The next week was probably one of the hardest I’ve gone through. It tested me in a way that no endurance event I’ve ever done has. I love my little girl, and that never wavered through anything. However, I felt like my sanity was slowing slipping away day by day. I wasn’t sleeping and I started to dread the nights because they brought the hope of getting some sleep and I was always disappointed. The days were long and I couldn’t wait for Tim to get home from work so that I could have a break. Sometimes she would just cry and cry and cry and a couple times I just put her down in her bassinet and closed the door and sat right outside and put my head in my hands and slumped down and cried myself for 5 minutes before I could go back in and try everything all over again. Over the weekend Tim got to see what I was talking about. By Sunday afternoon he had already made the decision he couldn’t go to work on Monday, that he needed to help me. I was beyond thankful! I called the pediatrician again on Monday morning and they had us come in the same day.

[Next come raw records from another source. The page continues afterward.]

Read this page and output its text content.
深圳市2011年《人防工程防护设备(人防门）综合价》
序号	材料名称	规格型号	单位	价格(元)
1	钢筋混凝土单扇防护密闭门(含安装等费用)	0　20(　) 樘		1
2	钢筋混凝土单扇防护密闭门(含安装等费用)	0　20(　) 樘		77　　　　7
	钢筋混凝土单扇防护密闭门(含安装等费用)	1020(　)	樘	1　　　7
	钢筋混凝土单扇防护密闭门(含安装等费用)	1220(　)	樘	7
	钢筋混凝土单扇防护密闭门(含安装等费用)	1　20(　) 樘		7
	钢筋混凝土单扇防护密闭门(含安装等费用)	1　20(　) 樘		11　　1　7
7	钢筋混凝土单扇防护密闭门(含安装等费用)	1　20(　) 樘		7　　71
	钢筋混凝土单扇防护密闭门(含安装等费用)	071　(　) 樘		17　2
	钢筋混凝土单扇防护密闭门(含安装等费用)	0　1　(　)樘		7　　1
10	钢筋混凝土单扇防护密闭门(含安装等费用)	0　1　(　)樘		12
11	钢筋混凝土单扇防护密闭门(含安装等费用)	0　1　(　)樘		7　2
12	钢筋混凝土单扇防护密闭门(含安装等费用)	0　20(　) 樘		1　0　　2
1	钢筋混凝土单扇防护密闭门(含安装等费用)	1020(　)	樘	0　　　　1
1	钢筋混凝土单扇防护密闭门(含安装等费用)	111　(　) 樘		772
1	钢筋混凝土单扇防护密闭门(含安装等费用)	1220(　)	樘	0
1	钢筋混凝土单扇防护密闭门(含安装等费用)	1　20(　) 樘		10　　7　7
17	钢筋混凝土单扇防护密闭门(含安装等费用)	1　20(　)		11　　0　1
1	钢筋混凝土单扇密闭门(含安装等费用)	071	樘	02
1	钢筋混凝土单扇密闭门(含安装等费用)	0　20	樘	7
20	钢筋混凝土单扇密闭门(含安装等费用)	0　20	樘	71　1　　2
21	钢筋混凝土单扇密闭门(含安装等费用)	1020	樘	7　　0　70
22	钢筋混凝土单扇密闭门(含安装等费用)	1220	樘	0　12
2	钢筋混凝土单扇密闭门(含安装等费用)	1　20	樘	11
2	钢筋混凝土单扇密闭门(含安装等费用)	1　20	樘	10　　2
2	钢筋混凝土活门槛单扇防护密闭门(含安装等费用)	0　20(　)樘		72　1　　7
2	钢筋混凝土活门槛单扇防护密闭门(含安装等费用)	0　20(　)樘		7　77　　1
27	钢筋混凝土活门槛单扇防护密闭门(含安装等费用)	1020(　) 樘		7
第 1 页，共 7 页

They ended up diagnosing her with acid reflux, even though she wasn’t quite 3 weeks old. We got a prescription for ranitidine and with it, a full jar of hope! I knew it wouldn’t be an immediate fix (they say it takes a few days) but there was hopefully some relief in the near future. So we gave her the medicine (which is flavored MINT for a baby?) which she hated and spit out immediately after I put it in her mouth. Thankfully, I have an awesome sister in law that also dealt with a baby with acid reflux and told me that pharmacy can put grape flavor in it. So I took it back, the pharmacist gave me a hard time, but finally added it anyway (I was not going to take no for an answer) and Alexandra has been taking it much better ever since.
It didn’t work right away and during those days I remember I got through it by repeating to myself over and over again “this is not forever, its only temporary”. I knew even if the meds didn’t help, that colic doesn’t last forever in babies. I imagined that I was going through some kind of boot camp. There’s an end in sight and you won’t be getting by on 20 minutes four times a night forever. That seemed to make it at least bearable.
Finally, after a few days we did see a remarkable improvement! The first night she slept for 3 hours straight I wanted to cry in happiness! She was spitting up and vomiting a lot less and not always looking like she was in so much pain after feedings. She still seemed to have painful gas/bowel movements and that kept her fussy, but it wasn’t nearly as bad. Additionally, we would have “good days” and “bad days” but the bad days weren’t nearly as bad as they were before. I was wondering/hoping that some of her digestive discomfort was due to the antibiotics I was on and that once I was done with them, she would improve. Any little bit of hope you can cling to when dealing with a colicky baby can make a huge difference in your mental health.